Floraison d’algues dans la Vanoise, juin 2024.
Thomas Pause, Fourni par l’auteur

sanguine est aussi un architecte qui modifie les propriétés de la neige en la colorant. En effet, les cellules d’algues augmentent la quantité d’énergie solaire absorbée par la couverture neigeuse. Localement, cela contribue à maintenir l’environnement de fonte des neiges qu’il apprécie, mais cela contribue à accélérer la fonte des neiges.

Dans l’ensemble des Alpes, les proliférations d’algues accélèrent également la fonte du manteau neigeux, mais leur présence concerne moins de 2% de la surface au-dessus de 1800 mètres, cet effet reste donc limité à de petites zones.

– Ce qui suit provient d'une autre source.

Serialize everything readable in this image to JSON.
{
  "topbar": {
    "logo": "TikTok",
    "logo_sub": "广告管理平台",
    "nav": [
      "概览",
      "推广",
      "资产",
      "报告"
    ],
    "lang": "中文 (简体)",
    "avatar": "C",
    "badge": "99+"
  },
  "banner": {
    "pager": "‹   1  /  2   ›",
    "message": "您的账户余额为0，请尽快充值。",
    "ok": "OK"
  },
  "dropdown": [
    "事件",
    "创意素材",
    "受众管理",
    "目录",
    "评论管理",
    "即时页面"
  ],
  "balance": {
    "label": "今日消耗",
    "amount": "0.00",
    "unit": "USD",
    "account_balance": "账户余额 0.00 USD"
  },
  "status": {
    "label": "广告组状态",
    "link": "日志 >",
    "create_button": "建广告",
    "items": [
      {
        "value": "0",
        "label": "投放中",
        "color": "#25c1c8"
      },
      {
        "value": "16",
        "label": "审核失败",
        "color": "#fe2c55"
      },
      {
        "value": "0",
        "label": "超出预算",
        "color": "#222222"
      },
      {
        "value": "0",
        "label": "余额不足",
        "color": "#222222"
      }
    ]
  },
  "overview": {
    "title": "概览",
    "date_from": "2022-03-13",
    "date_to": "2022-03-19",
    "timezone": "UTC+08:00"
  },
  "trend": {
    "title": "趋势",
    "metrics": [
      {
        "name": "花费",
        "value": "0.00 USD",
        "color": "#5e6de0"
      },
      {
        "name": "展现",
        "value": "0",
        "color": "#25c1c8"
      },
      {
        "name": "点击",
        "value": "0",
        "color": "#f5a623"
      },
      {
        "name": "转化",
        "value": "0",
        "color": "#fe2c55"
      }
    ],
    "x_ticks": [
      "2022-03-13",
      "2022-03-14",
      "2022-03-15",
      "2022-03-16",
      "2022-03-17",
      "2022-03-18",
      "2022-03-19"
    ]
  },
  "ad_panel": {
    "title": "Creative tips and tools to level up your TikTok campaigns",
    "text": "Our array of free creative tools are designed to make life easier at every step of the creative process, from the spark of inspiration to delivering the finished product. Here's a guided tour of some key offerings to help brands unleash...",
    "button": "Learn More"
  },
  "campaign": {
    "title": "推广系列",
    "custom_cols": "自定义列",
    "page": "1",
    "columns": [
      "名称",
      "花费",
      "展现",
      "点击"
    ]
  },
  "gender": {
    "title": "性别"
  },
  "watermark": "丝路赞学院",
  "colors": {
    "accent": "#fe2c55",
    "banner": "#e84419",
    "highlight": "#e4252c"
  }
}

En revanche, dans d’autres régions du monde, les algues des neiges ont un impact plus important sur la fonte des neiges et des glaciers.

Et maintenant ?

En janvier 2025, la neige fraîche recouvrait déjà les sommets alpins dépassant les 2000 mètres d’altitude. sanguinequi était au sol l’été dernier, est désormais recouvert, caché sous le manteau neigeux qui le protège du gel. Au printemps prochain, lorsque l’enneigement sera encore de plusieurs dizaines de centimètres par endroits, on retrouvera sanguine à la surface de la neige.

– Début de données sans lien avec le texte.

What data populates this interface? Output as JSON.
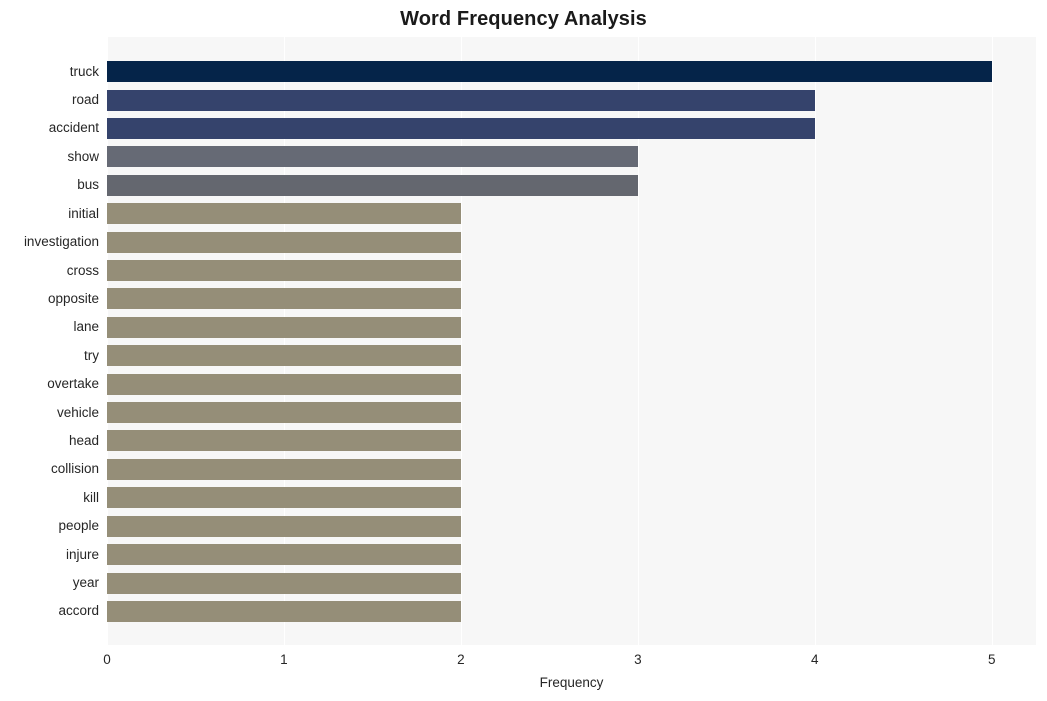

Par quelle opération aura-t-elle réussi à remonter à la surface ? Que se passe-t-il lorsque la neige a fini de fondre et que l’eau s’infiltre dans le sol ? Comment la colonie survit-elle d’une année sur l’autre ?

Ses origines et son avenir sont également mystérieux. Depuis quand sanguine Est-ce qu’il pousse en montagne ? Avec le changement climatique, quel avenir lui réserve-t-il dans les siècles à venir ?

Par exemple, nous avons pu montrer que dans les Alpes européennes, le facteur limitant de la prolifération des algues des neiges était la durée de fonte, à l’avenir il y aura soit un nombre stable de proliférations, soit une légère diminution. Dans d’autres endroits du monde, où les facteurs limitants des blooms sont différents (lumière, nutriments), on peut imaginer que les blooms d’algues des neiges se multiplient – ​​c’est un enjeu particulièrement important pour la fonte des glaces au Groenland.